Conclusion 2: RLVR Avoids Principal Weights, SFT Attacks Them (Fig. 5)
Defines "Principal Weights" as core function proxy. RLVR updated weights overlap less than random with principal, showing active avoidance.
Conclusion 3: Disrupt Geometry, Bias Disappears (Fig. 6)
Clever causal experiment. Authors "rotate" some layer weights (function unchanged, geometric basis altered), disrupting pretrained geometry. In disrupted layers, consistent update patterns vanish, become random. Strongly proves pretrained geometry is bias source.
Conclusion 4: SFT-Era PEFT Methods Unsuitable for RL (Sec. 5)
Sparse Fine-Tuning Exp (Fig. 9): Updating only "off-principal weights" yields performance/trajectory near full fine-tuning. Updating only "principal" (SFT way) disastrous.
LoRA vs. PiSSA (Fig. 10): PiSSA, SFT-designed LoRA variant targeting principal directions. In RLVR, not better than vanilla LoRA, worse—crashes easier forcing "mountain" path.
My Thoughts
1. RLVR tends not to modify model's "declarative knowledge" ("what is"), but optimizes "procedural knowledge" ("how to do").

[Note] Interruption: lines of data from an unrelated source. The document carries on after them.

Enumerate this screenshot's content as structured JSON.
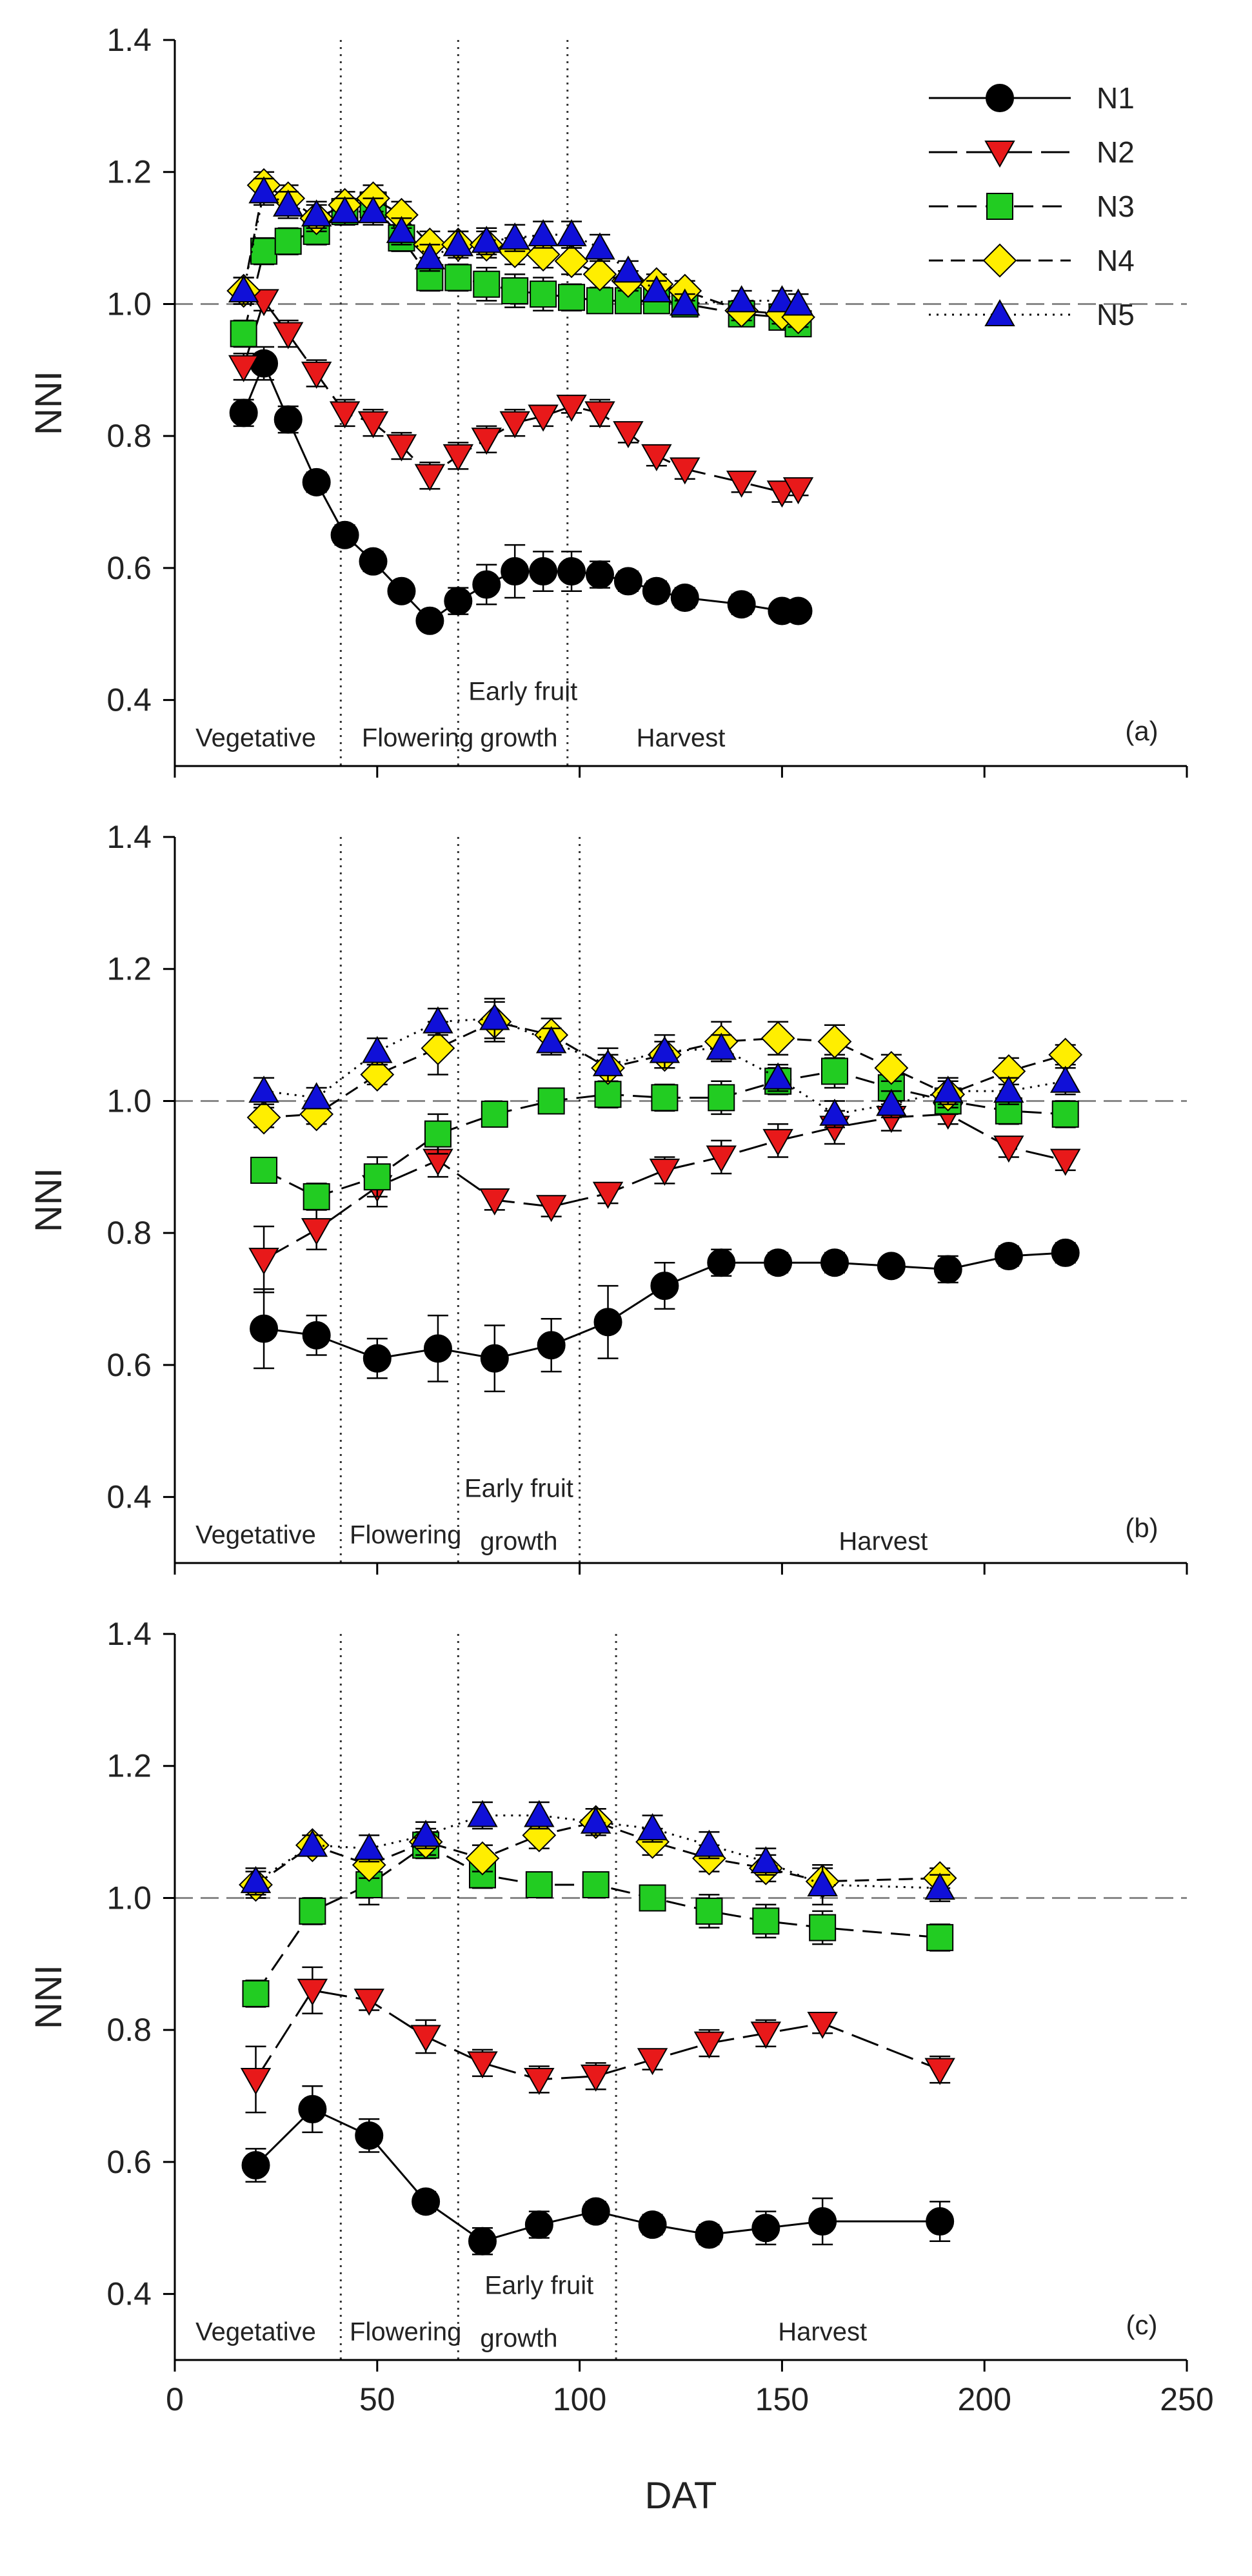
{
  "chart_data": {
    "type": "scatter",
    "title": "",
    "xlabel": "DAT",
    "ylabel": "NNI",
    "xlim": [
      0,
      250
    ],
    "xticks": [
      0,
      50,
      100,
      150,
      200,
      250
    ],
    "x_tick_labels": [
      "0",
      "50",
      "100",
      "150",
      "200",
      "250"
    ],
    "ylim": [
      0.3,
      1.4
    ],
    "yticks": [
      0.4,
      0.6,
      0.8,
      1.0,
      1.2,
      1.4
    ],
    "y_tick_labels": [
      "0.4",
      "0.6",
      "0.8",
      "1.0",
      "1.2",
      "1.4"
    ],
    "reference_line": 1.0,
    "legend": {
      "placement": "top-right",
      "entries": [
        {
          "name": "N1",
          "marker": "circle",
          "color": "#000000",
          "dash": "solid"
        },
        {
          "name": "N2",
          "marker": "triangle-down",
          "color": "#e8191a",
          "dash": "long-dash"
        },
        {
          "name": "N3",
          "marker": "square",
          "color": "#22cc22",
          "dash": "medium-dash"
        },
        {
          "name": "N4",
          "marker": "diamond",
          "color": "#ffee00",
          "dash": "dash"
        },
        {
          "name": "N5",
          "marker": "triangle-up",
          "color": "#1010d8",
          "dash": "dot"
        }
      ]
    },
    "panels": [
      {
        "label": "(a)",
        "phase_boundaries": [
          41,
          70,
          97
        ],
        "phase_labels": [
          {
            "text": "Vegetative",
            "x": 20,
            "y": 0.33
          },
          {
            "text": "Flowering",
            "x": 60,
            "y": 0.33
          },
          {
            "text": "growth",
            "x": 85,
            "y": 0.33
          },
          {
            "text": "Early fruit",
            "x": 86,
            "y": 0.4
          },
          {
            "text": "Harvest",
            "x": 125,
            "y": 0.33
          }
        ],
        "series": [
          {
            "name": "N1",
            "x": [
              17,
              22,
              28,
              35,
              42,
              49,
              56,
              63,
              70,
              77,
              84,
              91,
              98,
              105,
              112,
              119,
              126,
              140,
              150,
              154
            ],
            "y": [
              0.835,
              0.91,
              0.825,
              0.73,
              0.65,
              0.61,
              0.565,
              0.52,
              0.55,
              0.575,
              0.595,
              0.595,
              0.595,
              0.59,
              0.58,
              0.565,
              0.555,
              0.545,
              0.535,
              0.535
            ],
            "err": [
              0.02,
              0.025,
              0.02,
              0.015,
              0.015,
              0.015,
              0.01,
              0.01,
              0.02,
              0.03,
              0.04,
              0.03,
              0.03,
              0.02,
              0.015,
              0.015,
              0.015,
              0.015,
              0.01,
              0.01
            ]
          },
          {
            "name": "N2",
            "x": [
              17,
              22,
              28,
              35,
              42,
              49,
              56,
              63,
              70,
              77,
              84,
              91,
              98,
              105,
              112,
              119,
              126,
              140,
              150,
              154
            ],
            "y": [
              0.905,
              1.005,
              0.955,
              0.895,
              0.835,
              0.82,
              0.785,
              0.74,
              0.77,
              0.795,
              0.82,
              0.83,
              0.845,
              0.835,
              0.805,
              0.77,
              0.75,
              0.73,
              0.715,
              0.72
            ],
            "err": [
              0.02,
              0.015,
              0.02,
              0.02,
              0.02,
              0.02,
              0.02,
              0.02,
              0.02,
              0.02,
              0.02,
              0.015,
              0.01,
              0.02,
              0.015,
              0.015,
              0.015,
              0.015,
              0.015,
              0.01
            ]
          },
          {
            "name": "N3",
            "x": [
              17,
              22,
              28,
              35,
              42,
              49,
              56,
              63,
              70,
              77,
              84,
              91,
              98,
              105,
              112,
              119,
              126,
              140,
              150,
              154
            ],
            "y": [
              0.955,
              1.08,
              1.095,
              1.11,
              1.14,
              1.15,
              1.1,
              1.04,
              1.04,
              1.03,
              1.02,
              1.015,
              1.01,
              1.005,
              1.005,
              1.005,
              1.0,
              0.985,
              0.98,
              0.97
            ],
            "err": [
              0.02,
              0.02,
              0.02,
              0.02,
              0.02,
              0.02,
              0.02,
              0.02,
              0.02,
              0.025,
              0.025,
              0.025,
              0.02,
              0.015,
              0.015,
              0.015,
              0.015,
              0.015,
              0.015,
              0.015
            ]
          },
          {
            "name": "N4",
            "x": [
              17,
              22,
              28,
              35,
              42,
              49,
              56,
              63,
              70,
              77,
              84,
              91,
              98,
              105,
              112,
              119,
              126,
              140,
              150,
              154
            ],
            "y": [
              1.02,
              1.18,
              1.16,
              1.13,
              1.15,
              1.16,
              1.135,
              1.09,
              1.09,
              1.09,
              1.08,
              1.075,
              1.065,
              1.045,
              1.035,
              1.03,
              1.02,
              0.99,
              0.985,
              0.98
            ],
            "err": [
              0.02,
              0.02,
              0.02,
              0.02,
              0.02,
              0.02,
              0.02,
              0.02,
              0.02,
              0.02,
              0.02,
              0.02,
              0.02,
              0.02,
              0.015,
              0.015,
              0.015,
              0.015,
              0.015,
              0.015
            ]
          },
          {
            "name": "N5",
            "x": [
              17,
              22,
              28,
              35,
              42,
              49,
              56,
              63,
              70,
              77,
              84,
              91,
              98,
              105,
              112,
              119,
              126,
              140,
              150,
              154
            ],
            "y": [
              1.02,
              1.17,
              1.15,
              1.135,
              1.14,
              1.14,
              1.11,
              1.07,
              1.09,
              1.095,
              1.1,
              1.105,
              1.105,
              1.085,
              1.05,
              1.02,
              1.0,
              1.005,
              1.005,
              1.0
            ],
            "err": [
              0.02,
              0.02,
              0.02,
              0.02,
              0.02,
              0.02,
              0.02,
              0.02,
              0.02,
              0.02,
              0.02,
              0.02,
              0.02,
              0.02,
              0.015,
              0.015,
              0.015,
              0.015,
              0.015,
              0.015
            ]
          }
        ]
      },
      {
        "label": "(b)",
        "phase_boundaries": [
          41,
          70,
          100
        ],
        "phase_labels": [
          {
            "text": "Vegetative",
            "x": 20,
            "y": 0.33
          },
          {
            "text": "Flowering",
            "x": 57,
            "y": 0.33
          },
          {
            "text": "growth",
            "x": 85,
            "y": 0.32
          },
          {
            "text": "Early fruit",
            "x": 85,
            "y": 0.4
          },
          {
            "text": "Harvest",
            "x": 175,
            "y": 0.32
          }
        ],
        "series": [
          {
            "name": "N1",
            "x": [
              22,
              35,
              50,
              65,
              79,
              93,
              107,
              121,
              135,
              149,
              163,
              177,
              191,
              206,
              220
            ],
            "y": [
              0.655,
              0.645,
              0.61,
              0.625,
              0.61,
              0.63,
              0.665,
              0.72,
              0.755,
              0.755,
              0.755,
              0.75,
              0.745,
              0.765,
              0.77
            ],
            "err": [
              0.06,
              0.03,
              0.03,
              0.05,
              0.05,
              0.04,
              0.055,
              0.035,
              0.02,
              0.015,
              0.015,
              0.01,
              0.02,
              0.015,
              0.015
            ]
          },
          {
            "name": "N2",
            "x": [
              22,
              35,
              50,
              65,
              79,
              93,
              107,
              121,
              135,
              149,
              163,
              177,
              191,
              206,
              220
            ],
            "y": [
              0.76,
              0.805,
              0.87,
              0.91,
              0.85,
              0.84,
              0.86,
              0.895,
              0.915,
              0.94,
              0.96,
              0.975,
              0.98,
              0.93,
              0.91
            ],
            "err": [
              0.05,
              0.03,
              0.03,
              0.025,
              0.015,
              0.015,
              0.015,
              0.02,
              0.025,
              0.025,
              0.025,
              0.02,
              0.015,
              0.015,
              0.015
            ]
          },
          {
            "name": "N3",
            "x": [
              22,
              35,
              50,
              65,
              79,
              93,
              107,
              121,
              135,
              149,
              163,
              177,
              191,
              206,
              220
            ],
            "y": [
              0.895,
              0.855,
              0.885,
              0.95,
              0.98,
              1.0,
              1.01,
              1.005,
              1.005,
              1.03,
              1.045,
              1.02,
              1.0,
              0.985,
              0.98
            ],
            "err": [
              0.015,
              0.02,
              0.03,
              0.03,
              0.015,
              0.015,
              0.02,
              0.02,
              0.025,
              0.02,
              0.025,
              0.02,
              0.02,
              0.02,
              0.02
            ]
          },
          {
            "name": "N4",
            "x": [
              22,
              35,
              50,
              65,
              79,
              93,
              107,
              121,
              135,
              149,
              163,
              177,
              191,
              206,
              220
            ],
            "y": [
              0.975,
              0.98,
              1.04,
              1.08,
              1.12,
              1.1,
              1.05,
              1.07,
              1.09,
              1.095,
              1.09,
              1.05,
              1.01,
              1.045,
              1.07
            ],
            "err": [
              0.015,
              0.015,
              0.015,
              0.04,
              0.03,
              0.025,
              0.02,
              0.02,
              0.03,
              0.025,
              0.025,
              0.02,
              0.02,
              0.02,
              0.015
            ]
          },
          {
            "name": "N5",
            "x": [
              22,
              35,
              50,
              65,
              79,
              93,
              107,
              121,
              135,
              149,
              163,
              177,
              191,
              206,
              220
            ],
            "y": [
              1.015,
              1.005,
              1.075,
              1.12,
              1.125,
              1.09,
              1.055,
              1.075,
              1.08,
              1.035,
              0.98,
              0.995,
              1.015,
              1.015,
              1.03
            ],
            "err": [
              0.02,
              0.015,
              0.02,
              0.02,
              0.03,
              0.02,
              0.025,
              0.025,
              0.02,
              0.02,
              0.02,
              0.02,
              0.02,
              0.02,
              0.02
            ]
          }
        ]
      },
      {
        "label": "(c)",
        "phase_boundaries": [
          41,
          70,
          109
        ],
        "phase_labels": [
          {
            "text": "Vegetative",
            "x": 20,
            "y": 0.33
          },
          {
            "text": "Flowering",
            "x": 57,
            "y": 0.33
          },
          {
            "text": "growth",
            "x": 85,
            "y": 0.32
          },
          {
            "text": "Early fruit",
            "x": 90,
            "y": 0.4
          },
          {
            "text": "Harvest",
            "x": 160,
            "y": 0.33
          }
        ],
        "series": [
          {
            "name": "N1",
            "x": [
              20,
              34,
              48,
              62,
              76,
              90,
              104,
              118,
              132,
              146,
              160,
              189
            ],
            "y": [
              0.595,
              0.68,
              0.64,
              0.54,
              0.48,
              0.505,
              0.525,
              0.505,
              0.49,
              0.5,
              0.51,
              0.51
            ],
            "err": [
              0.025,
              0.035,
              0.025,
              0.015,
              0.02,
              0.02,
              0.015,
              0.015,
              0.015,
              0.025,
              0.035,
              0.03
            ]
          },
          {
            "name": "N2",
            "x": [
              20,
              34,
              48,
              62,
              76,
              90,
              104,
              118,
              132,
              146,
              160,
              189
            ],
            "y": [
              0.725,
              0.86,
              0.845,
              0.79,
              0.75,
              0.725,
              0.73,
              0.755,
              0.78,
              0.795,
              0.81,
              0.74
            ],
            "err": [
              0.05,
              0.035,
              0.015,
              0.025,
              0.02,
              0.02,
              0.02,
              0.015,
              0.02,
              0.02,
              0.015,
              0.02
            ]
          },
          {
            "name": "N3",
            "x": [
              20,
              34,
              48,
              62,
              76,
              90,
              104,
              118,
              132,
              146,
              160,
              189
            ],
            "y": [
              0.855,
              0.98,
              1.02,
              1.08,
              1.035,
              1.02,
              1.02,
              1.0,
              0.98,
              0.965,
              0.955,
              0.94
            ],
            "err": [
              0.02,
              0.02,
              0.03,
              0.02,
              0.02,
              0.015,
              0.015,
              0.015,
              0.025,
              0.025,
              0.025,
              0.02
            ]
          },
          {
            "name": "N4",
            "x": [
              20,
              34,
              48,
              62,
              76,
              90,
              104,
              118,
              132,
              146,
              160,
              189
            ],
            "y": [
              1.02,
              1.08,
              1.05,
              1.085,
              1.06,
              1.095,
              1.115,
              1.085,
              1.06,
              1.045,
              1.025,
              1.03
            ],
            "err": [
              0.02,
              0.015,
              0.02,
              0.02,
              0.02,
              0.02,
              0.02,
              0.02,
              0.02,
              0.02,
              0.02,
              0.015
            ]
          },
          {
            "name": "N5",
            "x": [
              20,
              34,
              48,
              62,
              76,
              90,
              104,
              118,
              132,
              146,
              160,
              189
            ],
            "y": [
              1.025,
              1.08,
              1.075,
              1.095,
              1.125,
              1.125,
              1.115,
              1.105,
              1.08,
              1.055,
              1.02,
              1.015
            ],
            "err": [
              0.02,
              0.015,
              0.02,
              0.02,
              0.02,
              0.02,
              0.02,
              0.02,
              0.02,
              0.02,
              0.03,
              0.02
            ]
          }
        ]
      }
    ]
  }
}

2. Is training sparsity good or bad?
I think neutral phenomenon. From paper, reflects "good" trait: efficient, safe. Model learns new complex skills (reasoning) without disrupting hard-earned knowledge system (preserves pretrained geometry). Elegant "minimally invasive surgery."
3. Does RL sparsity limit capability ceiling?
Depends on "ceiling" definition.
• Knowledge Ceiling: Yes, RLVR can't teach entirely new knowledge absent from pretraining. E.g., if model never saw "Aurelle," RLVR can't make it know who I am.
• Skill/Reasoning Ceiling: Opposite, RLVR massively breaks skill ceiling. Most complex problems (math, coding) need no new knowledge, but flexible multi-step combination of existing. RLVR optimizes procedural knowledge, boosting reasoning from 1 to 100. Doesn't add library books, upgrades retrieval/integration to future tech.
4. Can SFT break original knowledge?
SFT excels at "instilling" new knowledge. For 2025 events or new domains, SFT (esp. distillation) most direct. Directly modifies core-knowledge principal weights—like forcibly "swapping books" in library.
But SFT risky. Violent mods easily cause forgetting old knowledge (catastrophic forgetting), or surface imitation without true logic (overfitting).